Nonetheless, Jack is a self-sufficient and badass pirate. She EMP’d a murderbot in an old rumrunner’s tunnel, killed a junkie looting her submarine with an assassin level knife throw, and eventually helped create a remedy for her ill-distributed Zacuity clone.
’cause I’m coming back to this draft months later.
I’m bad at comin’ back to this stuff. I remember reading the book, I remember liking it, and I remember wanting to write about it.
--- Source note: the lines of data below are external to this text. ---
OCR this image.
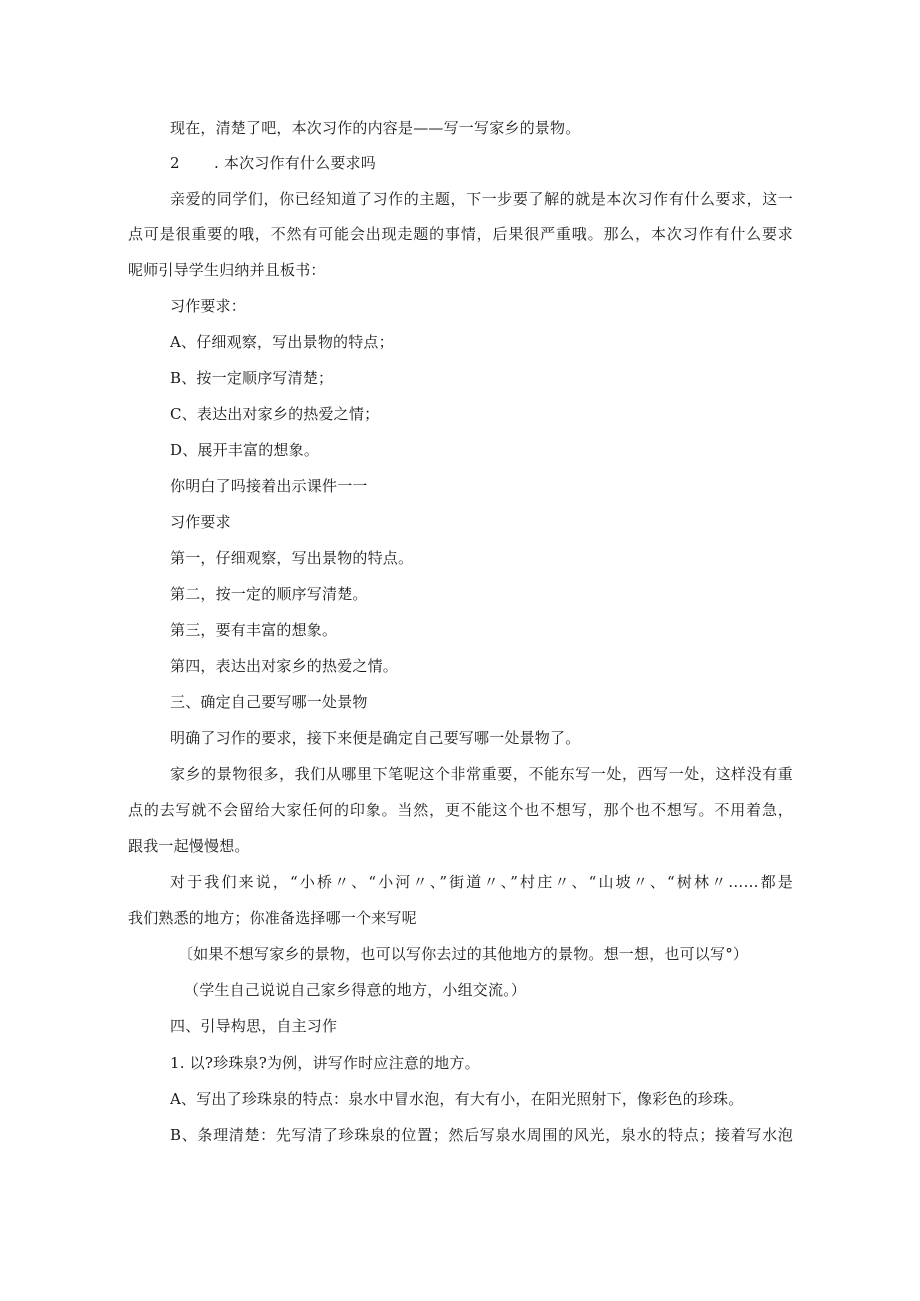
现在，清楚了吧，本次习作的内容是——写一写家乡的景物。
2 . 本次习作有什么要求吗
亲爱的同学们，你已经知道了习作的主题，下一步要了解的就是本次习作有什么要求，这一
点可是很重要的哦，不然有可能会出现走题的事情，后果很严重哦。那么，本次习作有什么要求
呢师引导学生归纳并且板书：
习作要求：
A、仔细观察，写出景物的特点；
B、按一定顺序写清楚；
C、表达出对家乡的热爱之情；
D、展开丰富的想象。
你明白了吗接着出示课件一一
习作要求
第一，仔细观察，写出景物的特点。
第二，按一定的顺序写清楚。
第三，要有丰富的想象。
第四，表达出对家乡的热爱之情。
三、确定自己要写哪一处景物
明确了习作的要求，接下来便是确定自己要写哪一处景物了。
家乡的景物很多，我们从哪里下笔呢这个非常重要，不能东写一处，西写一处，这样没有重
点的去写就不会留给大家任何的印象。当然，更不能这个也不想写，那个也不想写。不用着急，
跟我一起慢慢想。
对于我们来说，“小桥〃、“小河〃、”街道〃、”村庄〃、“山坡〃、“树林〃……都是
我们熟悉的地方；你准备选择哪一个来写呢
〔如果不想写家乡的景物，也可以写你去过的其他地方的景物。想一想，也可以写°）
（学生自己说说自己家乡得意的地方，小组交流。）
四、引导构思，自主习作
1. 以?珍珠泉?为例，讲写作时应注意的地方。
A、写出了珍珠泉的特点：泉水中冒水泡，有大有小，在阳光照射下，像彩色的珍珠。
B、条理清楚：先写清了珍珠泉的位置；然后写泉水周围的风光，泉水的特点；接着写水泡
But then I got busy with other things ha. I started writing this in November 2020 — sadly, if I had any particularly juicy insights I can’t recall them now. The good thing that come from reading this book is that it got me back into reading regularly. I read a bunch of the free ebooks that Tor hands out like candy, I fell head-first into Warhammer 40k lore-world and started reading and enjoying the Gaunt’s Ghosts novels/Horus Heresy stuff, and I started reading more grown-up-look-at-me-I-do-business books (I distinctly remember reading Humanocracy, 5 Dysfunctions of a Team, and a slew of others).
That’s a pretty sound recommendation for a book though; it got me outta my non-reading rut and kickstarted my love of books back up.
10/10 would read a book about cyberpunk pirate drugs and robots again.